On Kindness and Critique:  my thoughts 2 years ago on the “Gospel of Jesus’s Wife”

Two years ago, my former colleague and all around smart, kind, and funny person Anthony LeDonne invited me to give an interview on the so-called Gospel of Jesus’s Wife on The Jesus Blog. I revisited this interview in the wake of Ariel Sabar’s article in the Atlantic about the owner of the fragment and then Karen King’s statement that she now believes the fragment to be a forgery.

I still firmly believe what I said there, and most importantly, I still believe what I wrote about kindness and failure, collaboration and critique:

We also need to be more open about our ongoing work. Especially those of us with the luxury of tenure. The field–the world–benefits when we are willing to take the risk and open ourselves up to collaboration and even critique along the way. Likewise, the scholarly community in turn needs to respond to scholars who take an open approach in a constructive, collaborative manner, not with personal attacks or dismissive criticism. Working on new areas of research or unpublished manuscripts is very hard; the people who publish first almost inevitably make mistakes or come to conclusions that will change in the future. This kind of open, collaborative work is hard. But this event shows us it is necessary.

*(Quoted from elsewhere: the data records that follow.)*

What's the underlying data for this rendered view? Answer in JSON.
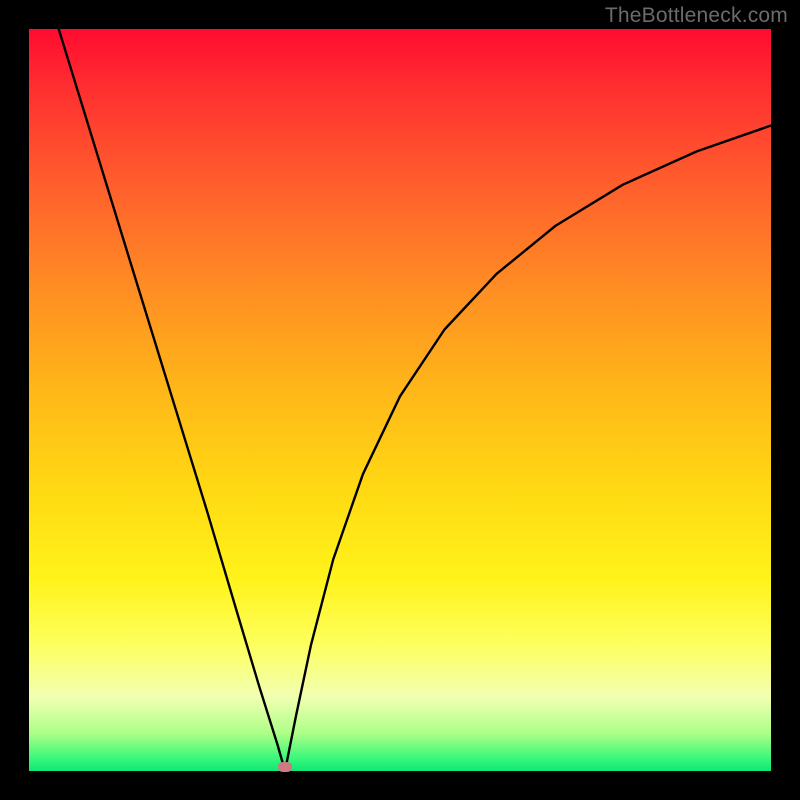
{
  "watermark": "TheBottleneck.com",
  "marker": {
    "x_fraction": 0.345,
    "y_fraction": 0.995
  },
  "colors": {
    "frame": "#000000",
    "curve": "#000000",
    "marker": "#cf7a80",
    "watermark": "#6b6b6b",
    "gradient_stops": [
      {
        "pos": 0.0,
        "hex": "#ff0b2f"
      },
      {
        "pos": 0.08,
        "hex": "#ff2f30"
      },
      {
        "pos": 0.2,
        "hex": "#ff5b2d"
      },
      {
        "pos": 0.34,
        "hex": "#ff8a24"
      },
      {
        "pos": 0.48,
        "hex": "#ffb519"
      },
      {
        "pos": 0.62,
        "hex": "#ffd913"
      },
      {
        "pos": 0.74,
        "hex": "#fff31a"
      },
      {
        "pos": 0.83,
        "hex": "#fdff5e"
      },
      {
        "pos": 0.9,
        "hex": "#f2ffb2"
      },
      {
        "pos": 0.95,
        "hex": "#abff87"
      },
      {
        "pos": 0.985,
        "hex": "#33f77a"
      },
      {
        "pos": 1.0,
        "hex": "#0fe876"
      }
    ]
  },
  "chart_data": {
    "type": "line",
    "title": "",
    "xlabel": "",
    "ylabel": "",
    "xlim": [
      0,
      1
    ],
    "ylim": [
      0,
      1
    ],
    "note": "V-shaped bottleneck curve. Left branch nearly linear descent; right branch steep near minimum then flattening toward top-right. Values are fractions of plot area (0 = left/top edge in screen terms for x; y given as height-from-bottom fraction).",
    "minimum_x": 0.345,
    "series": [
      {
        "name": "left-branch",
        "x": [
          0.04,
          0.08,
          0.12,
          0.16,
          0.2,
          0.24,
          0.28,
          0.31,
          0.335,
          0.345
        ],
        "y": [
          1.0,
          0.87,
          0.74,
          0.61,
          0.48,
          0.35,
          0.215,
          0.115,
          0.035,
          0.0
        ]
      },
      {
        "name": "right-branch",
        "x": [
          0.345,
          0.36,
          0.38,
          0.41,
          0.45,
          0.5,
          0.56,
          0.63,
          0.71,
          0.8,
          0.9,
          1.0
        ],
        "y": [
          0.0,
          0.075,
          0.17,
          0.285,
          0.4,
          0.505,
          0.595,
          0.67,
          0.735,
          0.79,
          0.835,
          0.87
        ]
      }
    ]
  }
}
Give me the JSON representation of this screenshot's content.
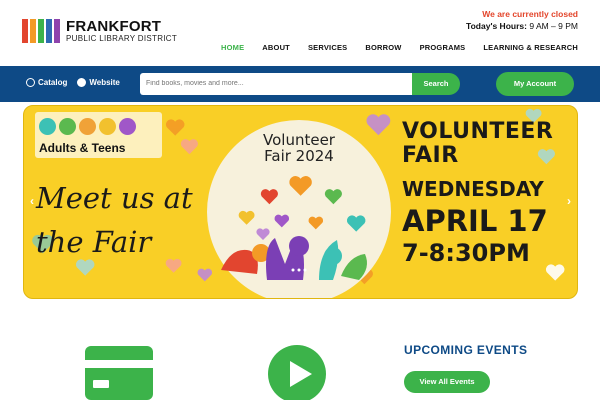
{
  "header": {
    "logo_line1": "FRANKFORT",
    "logo_line2": "PUBLIC LIBRARY DISTRICT",
    "logo_colors": [
      "#e2452f",
      "#f39a26",
      "#3cb34a",
      "#2e6bb3",
      "#8e44ad"
    ],
    "status_text": "We are currently closed",
    "hours_label": "Today's Hours:",
    "hours_value": "9 AM – 9 PM",
    "nav": [
      {
        "label": "HOME",
        "active": true
      },
      {
        "label": "ABOUT",
        "active": false
      },
      {
        "label": "SERVICES",
        "active": false
      },
      {
        "label": "BORROW",
        "active": false
      },
      {
        "label": "PROGRAMS",
        "active": false
      },
      {
        "label": "LEARNING & RESEARCH",
        "active": false
      }
    ]
  },
  "searchbar": {
    "radio_catalog": "Catalog",
    "radio_website": "Website",
    "selected": "Website",
    "placeholder": "Find books, movies and more...",
    "search_label": "Search",
    "account_label": "My Account"
  },
  "banner": {
    "audience_label": "Adults & Teens",
    "audience_dots": [
      "#3cc1b5",
      "#5bb94f",
      "#f0a238",
      "#f2c12e",
      "#a057c8"
    ],
    "meet_text": "Meet us at the Fair",
    "circle_title_1": "Volunteer",
    "circle_title_2": "Fair 2024",
    "heading_1": "VOLUNTEER",
    "heading_2": "FAIR",
    "day": "WEDNESDAY",
    "date": "APRIL 17",
    "time": "7-8:30PM",
    "prev_icon": "chevron-left-icon",
    "next_icon": "chevron-right-icon"
  },
  "bottom": {
    "card_icon": "credit-card-icon",
    "play_icon": "play-icon",
    "events_title": "UPCOMING EVENTS",
    "events_button": "View All Events"
  },
  "colors": {
    "brand_blue": "#0e4a86",
    "accent_green": "#3cb34a",
    "banner_yellow": "#f9cf26",
    "closed_red": "#e3452b"
  }
}
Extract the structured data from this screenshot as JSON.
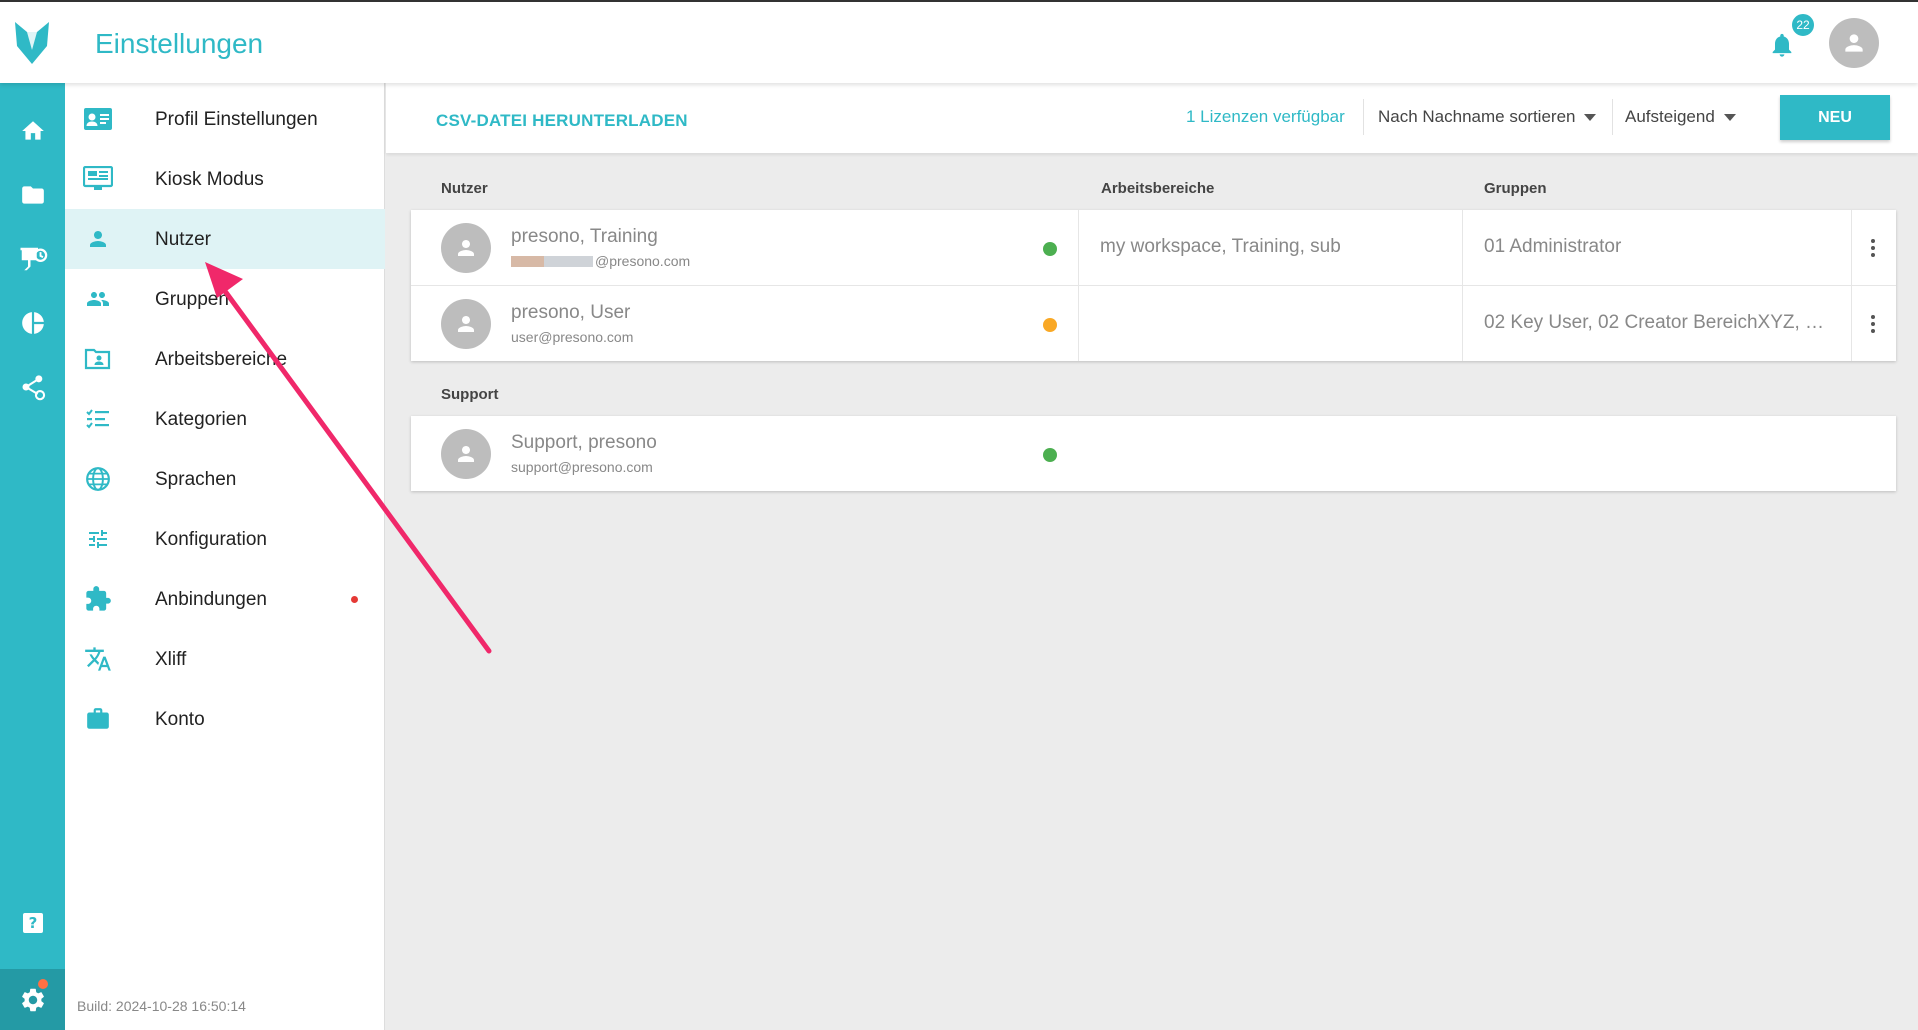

In the two years since, I have expressed both criticism and understanding about how King has responded to the subsequent scholarship on the Gospel of Jesus’s Wife.  The story has been complex.  My intentions have been in the spirit of this paragraph I have quoted.  As someone who’s worked on unpublished manuscripts and published a book based in part on that material, I know that the likelihood is high someone is going to come along and write something that proves some aspect(s) of my work wrong.  I also count among my friends two scholars whose reviews of my book pointed out errors in my translations or interpretations.

I hope we continue to think about what kinds of scholarly communities we create.  My wish is for us to create communities in which scholars do their best work and take risks, knowing that the community of scholarship is there to help us all move forward rather than tear each other down.

Edited to add:  We are currently living in a world in which Humanities scholars feel increasingly pressured to make our work public, “relevant,” and of interest to the media.  In this environment, we must figure out ways to support each other even during moments of critique.  As I said two years ago, this work is hard.